Cozy Up to the Internet

Over the past several months, Sherry has been documenting her efforts to be open and truthful on her blog, and talking about how it's helping her to be a more open person. I've been finding it very interesting, because most of the time I try not to open up too much on my blog. Well...that's not quite true, but I definitely make sure that I don't open up on my blog more than I would in real life. Real life is real, and the Internet is not. Call me a Luddite.

I like having a blog, because some of my friends have blogs and I like to read their blogs and they like to read my blog and it's a fun way to keep up with what's going on in our lives. I like having a blog because sometimes I put things in there that I never thought to tell a particular friend, and we end up having an interesting conversation about it in real life. Maybe it has opened me up a little, but that's because of my one blogging rule: if it goes in the blog, I have to have discussed it with a real person first.

This one rule constantly forces me to remember to open up to my friends, something I've always found difficult to do unless I've known them since age 5. This rule also reminds me that reading my friend's blog does not take the place of e-mail, phone, or face-to-face conversations, even if I know that my friend is also reading my blog.
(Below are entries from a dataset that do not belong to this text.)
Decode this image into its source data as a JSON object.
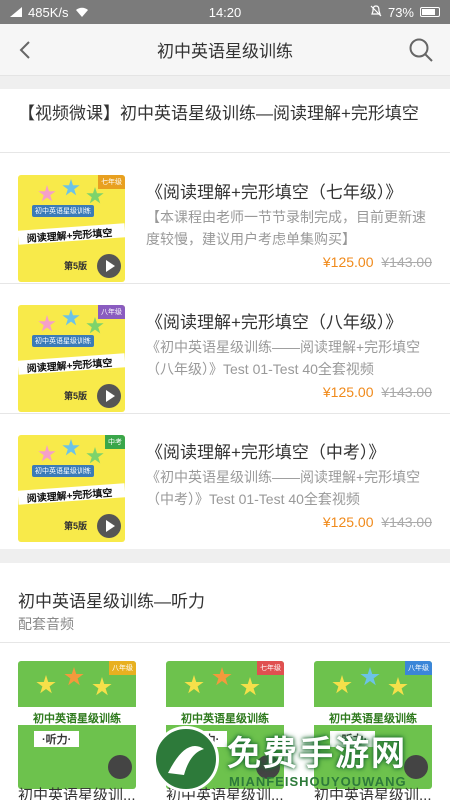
{
  "status_bar": {
    "network_speed": "485K/s",
    "time": "14:20",
    "battery": "73%"
  },
  "nav": {
    "title": "初中英语星级训练"
  },
  "section1": {
    "heading": "【视频微课】初中英语星级训练—阅读理解+完形填空",
    "items": [
      {
        "title": "《阅读理解+完形填空（七年级）》",
        "desc": "【本课程由老师一节节录制完成，目前更新速度较慢，建议用户考虑单集购买】",
        "price": "¥125.00",
        "original_price": "¥143.00",
        "cover_series": "初中英语星级训练",
        "cover_main": "阅读理解+完形填空",
        "cover_grade": "七年级",
        "cover_vol": "第5版"
      },
      {
        "title": "《阅读理解+完形填空（八年级）》",
        "desc": "《初中英语星级训练——阅读理解+完形填空（八年级）》Test 01-Test 40全套视频",
        "price": "¥125.00",
        "original_price": "¥143.00",
        "cover_series": "初中英语星级训练",
        "cover_main": "阅读理解+完形填空",
        "cover_grade": "八年级",
        "cover_vol": "第5版"
      },
      {
        "title": "《阅读理解+完形填空（中考）》",
        "desc": "《初中英语星级训练——阅读理解+完形填空（中考）》Test 01-Test 40全套视频",
        "price": "¥125.00",
        "original_price": "¥143.00",
        "cover_series": "初中英语星级训练",
        "cover_main": "阅读理解+完形填空",
        "cover_grade": "中考",
        "cover_vol": "第5版"
      }
    ]
  },
  "section2": {
    "title": "初中英语星级训练—听力",
    "subtitle": "配套音频",
    "items": [
      {
        "caption": "初中英语星级训...",
        "cover_title": "初中英语星级训练",
        "cover_listen": "·听力·",
        "cover_grade": "八年级"
      },
      {
        "caption": "初中英语星级训...",
        "cover_title": "初中英语星级训练",
        "cover_listen": "·听力·",
        "cover_grade": "七年级"
      },
      {
        "caption": "初中英语星级训...",
        "cover_title": "初中英语星级训练",
        "cover_listen": "·听力·",
        "cover_grade": "八年级"
      }
    ]
  },
  "watermark": {
    "text": "免费手游网",
    "sub": "MIANFEISHOUYOUWANG"
  },
  "colors": {
    "price": "#f08a1b",
    "status_bar": "#7b7b7b",
    "cover_yellow": "#f8ea4a",
    "cover_green": "#6dc24d"
  }
}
For me, commenting on a friend's blog also does not take the place of actual communication, because commenting is a public forum. Even e-mail, in comparison, is relatively private.

Sometimes I really want to put something in my blog, and I know that if I do, I have to tell somebody about it first. If I can't do that, it doesn't go in my blog. But sometimes I'll go for it -- I'll tell my thoughts to a friend, with a slight feeling of dread that usually turns to relief when I realize that opening up to another person isn't as painful as I thought. That's probably the biggest thing having a blog (and having my personal blogging rule) does for me.